MtS, thanks for your time. I have thought about doing that but am so paranoid that I imagine they'll think I'm doing it because I've got something to hide! So I always go there and put on the bravest face and never tell them a thing. I've also wanted to take dd to a different practice because sometimes when I take her they treat me as someone 'neurotic' and ask questions about me rather than her. Often I get dh to take her when she's ill. And then I worry that they'll think I'm not responsible enough to take her.

I sound a right case, don't I?

changedmynamecosamashamed Thu 03-Mar-05 10:32:02

snafu, I've never ever had fears of me harming dd. It's more to do with someone harming her and me not being able to 'save' her. It's because she's so important to me. and because I've fucked up so many many things in my life I feel sure that I'll mess up this most important thing.

snafu Thu 03-Mar-05 10:37:49

I wasn't trying to imply that you were having those thoughts. I was just trying to point out that any kind of intrusive and upsetting worries about your child coming to harm in any way can be treated successfully.

From what you've said so far, your past history is informing some of what you're feeling now, and you should seek some help before it gets too much to deal with, because the longer these feelings go on the more difficult they are to break away from.

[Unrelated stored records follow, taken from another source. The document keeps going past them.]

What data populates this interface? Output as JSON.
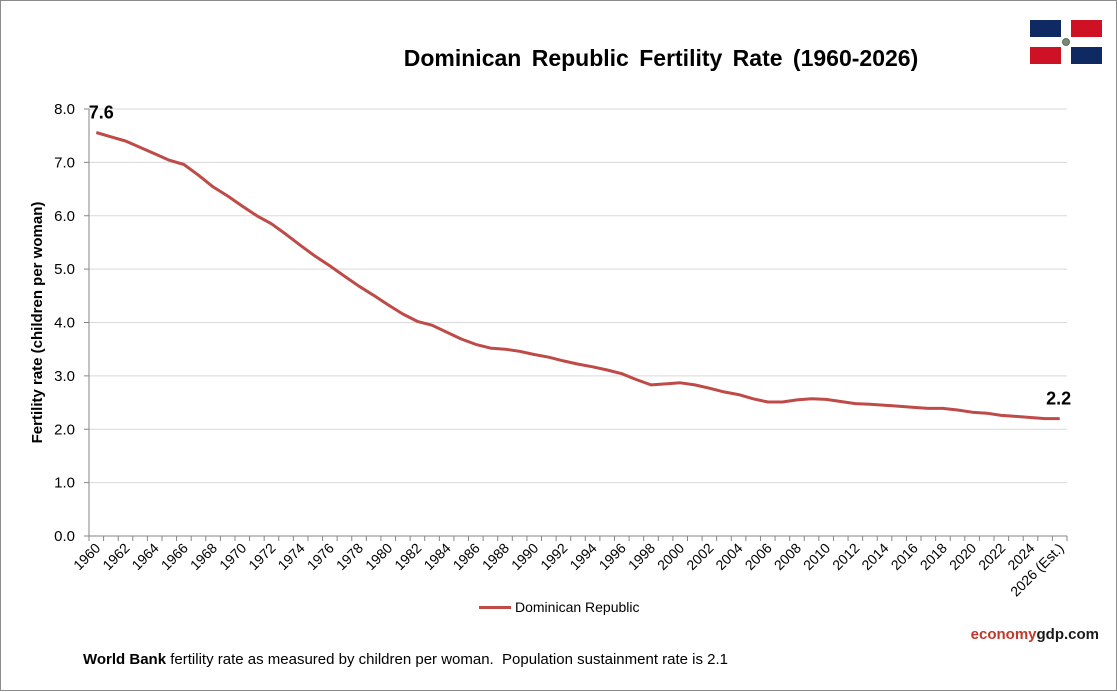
{
  "chart_data": {
    "type": "line",
    "title": "Dominican Republic Fertility Rate (1960-2026)",
    "ylabel": "Fertility rate (children per woman)",
    "xlabel": "",
    "ylim": [
      0,
      8
    ],
    "yticks": [
      "0.0",
      "1.0",
      "2.0",
      "3.0",
      "4.0",
      "5.0",
      "6.0",
      "7.0",
      "8.0"
    ],
    "xtick_labels": [
      "1960",
      "1962",
      "1964",
      "1966",
      "1968",
      "1970",
      "1972",
      "1974",
      "1976",
      "1978",
      "1980",
      "1982",
      "1984",
      "1986",
      "1988",
      "1990",
      "1992",
      "1994",
      "1996",
      "1998",
      "2000",
      "2002",
      "2004",
      "2006",
      "2008",
      "2010",
      "2012",
      "2014",
      "2016",
      "2018",
      "2020",
      "2022",
      "2024",
      "2026 (Est.)"
    ],
    "grid": true,
    "legend_position": "bottom-center",
    "x": [
      1960,
      1961,
      1962,
      1963,
      1964,
      1965,
      1966,
      1967,
      1968,
      1969,
      1970,
      1971,
      1972,
      1973,
      1974,
      1975,
      1976,
      1977,
      1978,
      1979,
      1980,
      1981,
      1982,
      1983,
      1984,
      1985,
      1986,
      1987,
      1988,
      1989,
      1990,
      1991,
      1992,
      1993,
      1994,
      1995,
      1996,
      1997,
      1998,
      1999,
      2000,
      2001,
      2002,
      2003,
      2004,
      2005,
      2006,
      2007,
      2008,
      2009,
      2010,
      2011,
      2012,
      2013,
      2014,
      2015,
      2016,
      2017,
      2018,
      2019,
      2020,
      2021,
      2022,
      2023,
      2024,
      2025,
      2026
    ],
    "series": [
      {
        "name": "Dominican Republic",
        "color": "#be4b48",
        "values": [
          7.56,
          7.48,
          7.4,
          7.28,
          7.16,
          7.04,
          6.96,
          6.76,
          6.54,
          6.37,
          6.18,
          6.0,
          5.85,
          5.65,
          5.44,
          5.24,
          5.06,
          4.87,
          4.68,
          4.51,
          4.33,
          4.16,
          4.02,
          3.95,
          3.82,
          3.69,
          3.59,
          3.52,
          3.5,
          3.46,
          3.4,
          3.35,
          3.28,
          3.22,
          3.17,
          3.11,
          3.04,
          2.93,
          2.83,
          2.85,
          2.87,
          2.83,
          2.77,
          2.7,
          2.65,
          2.57,
          2.51,
          2.51,
          2.55,
          2.57,
          2.56,
          2.52,
          2.48,
          2.47,
          2.45,
          2.43,
          2.41,
          2.39,
          2.39,
          2.36,
          2.32,
          2.3,
          2.26,
          2.24,
          2.22,
          2.2,
          2.2
        ]
      }
    ],
    "annotations": [
      {
        "text": "7.6",
        "at": "start"
      },
      {
        "text": "2.2",
        "at": "end"
      }
    ]
  },
  "legend": {
    "label": "Dominican Republic"
  },
  "brand": {
    "part1": "economy",
    "part2": "gdp.com"
  },
  "footnote": {
    "strong": "World Bank",
    "rest": " fertility rate as measured by children per woman.  Population sustainment rate is 2.1"
  },
  "colors": {
    "line": "#be4b48",
    "grid": "#d9d9d9",
    "axis": "#868686",
    "flag_blue": "#0f2a63",
    "flag_red": "#cf1126"
  }
}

mummylonglegs Thu 03-Mar-05 10:47:53

snafu's right, changedmyname. Part of what you're feeling might be also making you exagerrate in your mind the 'threat' that your doctors pose. Can you talk to your dh about all this? Does he know how you feel? Or is there a good friend or relative who might be able to help you find a different perspective?

mummytosteven Thu 03-Mar-05 10:49:00

am about to go out, changedmyname. will be back on in a few hours.

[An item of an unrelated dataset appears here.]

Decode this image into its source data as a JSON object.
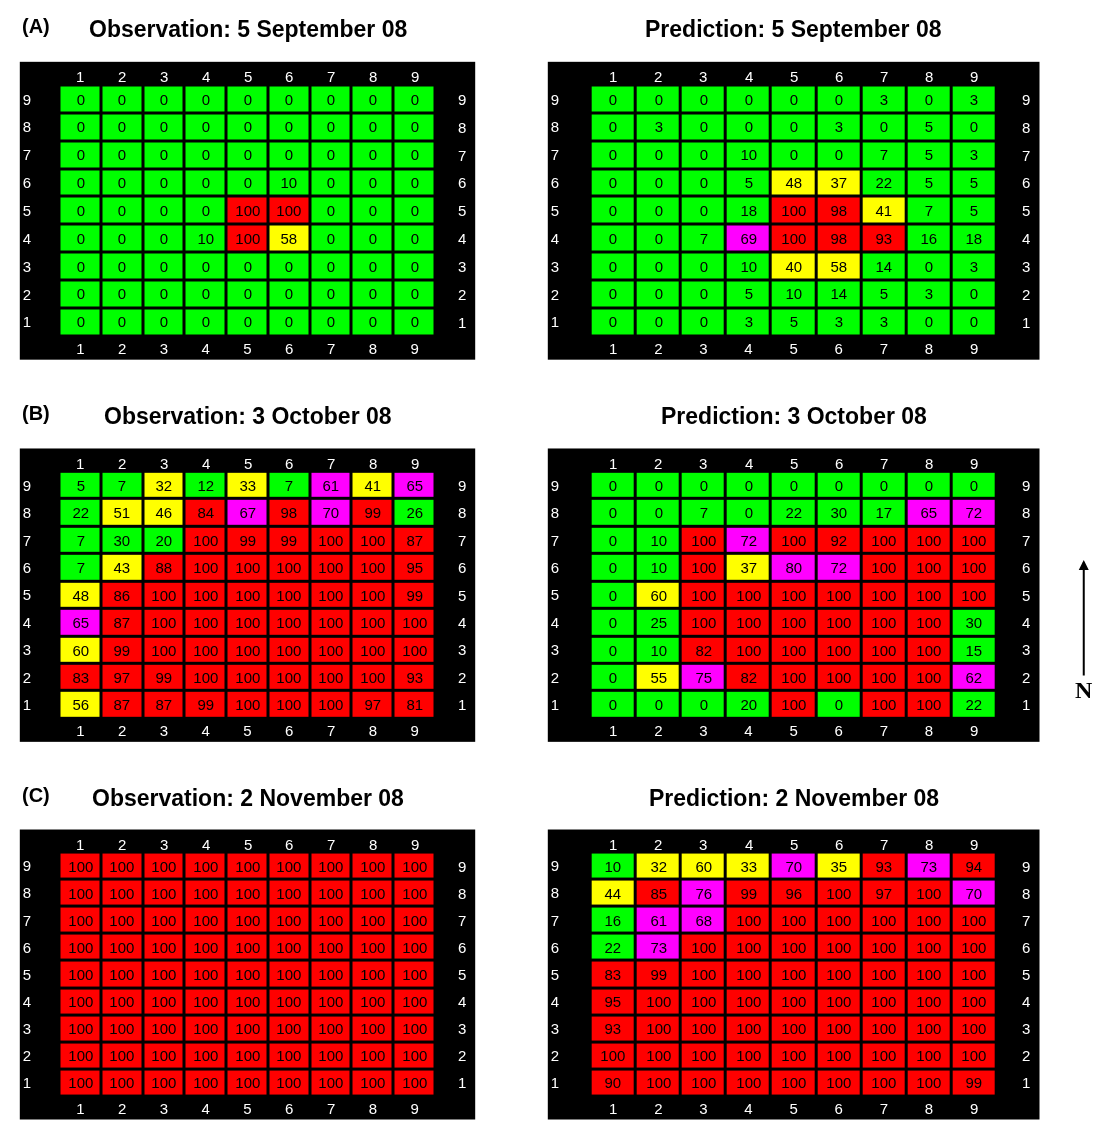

briefly - agree with snafu best to try and deal with it sooner rather than later - IME having this level of stress in your life does make you more vulnerable to having depression - I know with OCD it is very common to put up with the anxiety (sometimes for several years) and only seek help when people become depressed coz of it.

out of interest, are you on any ADs atm?
take care

jabberwocky Thu 03-Mar-05 10:53:42

Dh has said almost from the time ds was born that one of the hardest things about having a child is not all the things you have to think of but all the things you have to not think of. However, I agree that if it is keeping you up at night on a regular basis it would be really helpful to talk to a therapist and/or check into some AD's. I don't blame you for being irritated with your GP about the drinking questions. You have done so, so well with it. Perhaps changing to a new one would be a good idea.